Reference-guided docking

initial_pool - manually specify a set of structures in the first generation. A comma separated list of PDBs or silent files.
reference_pool - either "input" or ligand pdbname(s) (separated by comma). Assigning "input" will invoke pharmacophore detection. Assigning ligand pdb(s) will allow to run reference-aligned docking.
reference_oversample - Sets how many times to sample over npool*reference_frac.
reference_frac - What fraction of npool is sampled from reference_pool.
reference_frac_auto - [Only for pharmacophore docking] Automatically sets reference_frac based on problem complexity.
use_pharmacophore - Run pharmacophore-guided docking. Input arguments with reference_pool should be compatatible. A series of <Stage> tags defines the protocol. These tags, when applied in order, define the flow of the genetic algorithm.

Per-stage control

Arguments called with separate "Stage" tags.

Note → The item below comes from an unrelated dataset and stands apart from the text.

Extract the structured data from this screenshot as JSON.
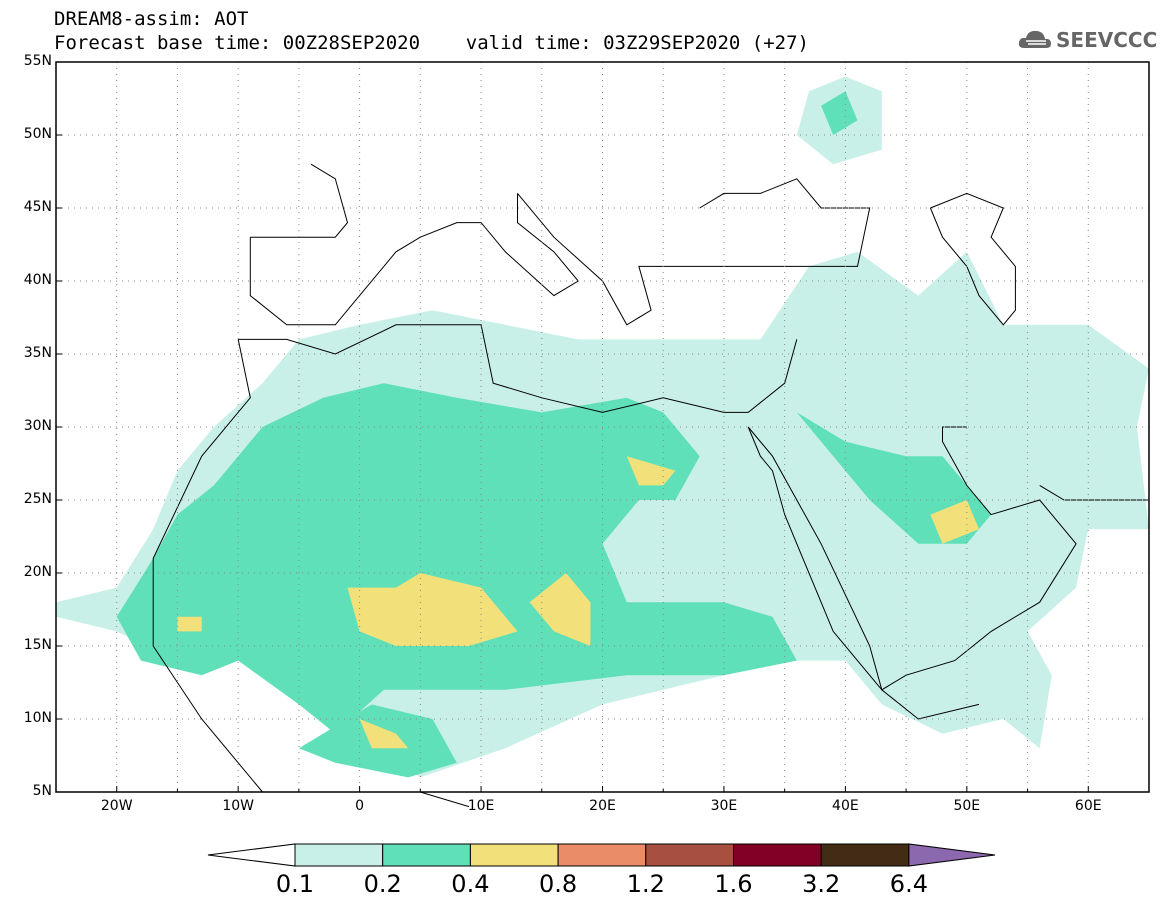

repeats, npool - the number of GA generations, and pool size for each generation.
pmut - mutation probability (1-pmut gives crossover prob). 0.2 recommended.
smoothing - "soften" grid calculations by this value (in A). For cross-docking, a value of 0.375 (with grid spacing of 0.25) gives notably better results. Note this is distinct from the repulsive ramping option below.
rmsdthreshold - maintain pool diversity by considering structures < this distance identical. 1.5A recommended.
maxiter, pack_cycles - number of minimize steps and packer cycles at each generation (50 and 100 seem to work well and run in reasonable time)
ramp_schedule - the repulsive ramping schedule for each generation. "0.1,1.0" seems to work well.

Inputs and outputs

The input file should be a pdb with the ligand placed approximately in the pocket to be searched. Only the center-of-mass and radius of this ligand is used by the protocol. More information can be found here.

Outputs use the RosettaScripts multi-output framework, and thus recognize any RosettaScripts output flag for controlling output. The entire ensemble is output by the mover (thus a single input will have many output structures).

Possible tricky issues:

The code initially idealizes and minimizes the sidechain geometry of all flexible sidechains. This can lead to two possible issues with structures that deviate significantly from ideality: 1) "initial_pool" structures that are not idealized will be slightly perturbed initially when added to the pool. 2) for input structures that are very non-ideal, this initial "correction" may lead to high energies for the input sidechain.
Pocket radius is defined as the input ligand radius plus the padding parameter. Caution should be paid when using very small or very large ligands, particularly with the "auto" sidechain option. For large ligands, the "aniso" option may be preferred.